On 8/11/2011 8:16 PM, David Barbour wrote:

On Thu, Aug 11, 2011 at 5:06 PM, BGB <cr88...@gmail.com <mailto:cr88...@gmail.com>> wrote:


    the big problem though:
    to try to implement this as a sole security model, and expecting
    it to be effective, would likely impact language design and
    programming strategy, and possibly lead to a fair amount of effort
    WRT "hole plugging" in an existing project.


A problem with language design is only a "big problem" if a lot of projects are using the language. Security is a big problem today because a lot of projects use languages that were not designed with effective security as a requirement.

or:
if the alteration would make the language unfamiliar to people;
if one has, say, a large pile of code (say, for example, 500 kloc or 1 Mloc or more), and fundamental design changes could impact any non-trivial amount of said code.

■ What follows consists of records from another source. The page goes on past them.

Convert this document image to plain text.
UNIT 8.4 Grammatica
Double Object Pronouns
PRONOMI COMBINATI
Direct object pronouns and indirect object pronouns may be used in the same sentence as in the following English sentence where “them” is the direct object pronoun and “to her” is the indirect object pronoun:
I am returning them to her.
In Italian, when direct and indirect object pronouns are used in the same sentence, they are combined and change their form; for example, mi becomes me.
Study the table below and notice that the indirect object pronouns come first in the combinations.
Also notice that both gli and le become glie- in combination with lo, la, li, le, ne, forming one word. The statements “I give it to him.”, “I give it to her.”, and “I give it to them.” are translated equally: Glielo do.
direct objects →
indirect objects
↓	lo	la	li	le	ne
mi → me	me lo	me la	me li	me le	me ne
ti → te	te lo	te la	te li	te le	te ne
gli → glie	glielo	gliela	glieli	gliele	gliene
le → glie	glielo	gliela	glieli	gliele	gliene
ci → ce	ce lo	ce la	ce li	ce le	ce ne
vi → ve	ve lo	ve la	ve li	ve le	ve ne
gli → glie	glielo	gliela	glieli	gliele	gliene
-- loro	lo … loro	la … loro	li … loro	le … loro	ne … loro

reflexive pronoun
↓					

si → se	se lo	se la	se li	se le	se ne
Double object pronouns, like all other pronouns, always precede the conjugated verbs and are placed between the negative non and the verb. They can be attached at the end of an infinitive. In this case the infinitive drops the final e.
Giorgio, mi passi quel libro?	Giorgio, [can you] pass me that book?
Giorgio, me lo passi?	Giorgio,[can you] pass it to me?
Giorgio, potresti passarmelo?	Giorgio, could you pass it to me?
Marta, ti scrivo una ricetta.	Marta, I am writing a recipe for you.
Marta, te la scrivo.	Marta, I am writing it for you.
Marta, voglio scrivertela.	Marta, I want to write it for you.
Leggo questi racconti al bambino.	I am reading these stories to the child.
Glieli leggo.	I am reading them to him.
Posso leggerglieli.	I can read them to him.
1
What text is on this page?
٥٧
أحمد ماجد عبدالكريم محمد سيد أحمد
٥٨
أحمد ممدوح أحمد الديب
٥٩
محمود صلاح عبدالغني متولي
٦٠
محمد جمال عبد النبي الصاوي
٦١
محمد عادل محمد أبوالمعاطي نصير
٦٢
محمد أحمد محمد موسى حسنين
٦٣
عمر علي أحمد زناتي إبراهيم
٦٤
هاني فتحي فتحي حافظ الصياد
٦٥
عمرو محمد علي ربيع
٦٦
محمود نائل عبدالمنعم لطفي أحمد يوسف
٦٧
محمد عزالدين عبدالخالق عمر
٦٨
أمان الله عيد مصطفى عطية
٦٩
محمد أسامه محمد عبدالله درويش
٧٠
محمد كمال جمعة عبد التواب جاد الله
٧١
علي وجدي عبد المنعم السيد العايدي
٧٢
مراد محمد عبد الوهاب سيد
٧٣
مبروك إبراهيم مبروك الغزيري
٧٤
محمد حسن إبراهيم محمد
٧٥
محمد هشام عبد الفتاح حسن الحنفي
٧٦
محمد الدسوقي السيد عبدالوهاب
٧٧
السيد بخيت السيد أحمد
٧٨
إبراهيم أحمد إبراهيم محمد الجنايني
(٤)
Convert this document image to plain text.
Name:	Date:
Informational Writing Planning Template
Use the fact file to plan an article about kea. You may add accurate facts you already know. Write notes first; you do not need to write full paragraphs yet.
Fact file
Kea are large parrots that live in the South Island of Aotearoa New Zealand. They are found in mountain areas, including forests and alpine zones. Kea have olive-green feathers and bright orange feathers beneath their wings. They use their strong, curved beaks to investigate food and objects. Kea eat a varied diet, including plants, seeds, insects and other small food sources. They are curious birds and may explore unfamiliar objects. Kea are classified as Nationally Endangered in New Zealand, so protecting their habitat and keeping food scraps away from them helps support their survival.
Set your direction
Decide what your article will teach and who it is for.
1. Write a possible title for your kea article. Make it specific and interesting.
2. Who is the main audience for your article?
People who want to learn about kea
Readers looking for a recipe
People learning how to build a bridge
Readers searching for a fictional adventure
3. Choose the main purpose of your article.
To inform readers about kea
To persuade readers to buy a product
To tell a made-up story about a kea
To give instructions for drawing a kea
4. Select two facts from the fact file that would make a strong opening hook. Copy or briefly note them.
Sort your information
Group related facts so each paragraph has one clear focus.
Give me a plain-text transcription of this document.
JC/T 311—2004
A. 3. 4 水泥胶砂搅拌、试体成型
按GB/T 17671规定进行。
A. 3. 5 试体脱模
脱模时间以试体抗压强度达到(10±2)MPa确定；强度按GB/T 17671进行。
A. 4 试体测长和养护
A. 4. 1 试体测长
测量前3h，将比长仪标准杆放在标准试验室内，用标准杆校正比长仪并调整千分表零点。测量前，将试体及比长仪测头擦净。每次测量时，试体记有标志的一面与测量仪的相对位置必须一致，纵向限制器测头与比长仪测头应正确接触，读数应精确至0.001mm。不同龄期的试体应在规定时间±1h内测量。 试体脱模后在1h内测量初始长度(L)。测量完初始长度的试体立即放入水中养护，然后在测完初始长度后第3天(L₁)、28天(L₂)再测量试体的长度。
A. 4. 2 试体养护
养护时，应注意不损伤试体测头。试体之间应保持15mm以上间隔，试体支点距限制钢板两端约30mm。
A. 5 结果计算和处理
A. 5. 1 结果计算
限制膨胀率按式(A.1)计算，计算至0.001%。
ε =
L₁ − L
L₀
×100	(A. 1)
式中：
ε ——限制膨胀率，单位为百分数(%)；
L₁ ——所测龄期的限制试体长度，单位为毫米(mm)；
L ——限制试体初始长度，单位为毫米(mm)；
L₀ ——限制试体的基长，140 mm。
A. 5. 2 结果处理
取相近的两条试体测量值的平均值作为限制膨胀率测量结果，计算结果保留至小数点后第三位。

for example, for a single developer, a fundamental redesign in a 750 kloc project is not a small task, and much easier is to find more quick and dirty ways to patch up problems as they arise, or find a few good (strategic and/or centralized) locations to add security checks, rather than a strategy which would essentially require lots of changes all over the place.




    how to effectively prevent spoofing (say, one manages to "extract"
    the key from a trusted app, and then signs a piece of malware with
    it).


Reason about security /inductively/. Assume the piece holding the key is secure up to its API. If you start with assumptions like: "well, let's assume the malware has backdoor access to your keys and such", you're assuming insecurity - you'll never reach security from there.


the problem though is that it may be possible for a person making the piece of malware to get at the keys indirectly...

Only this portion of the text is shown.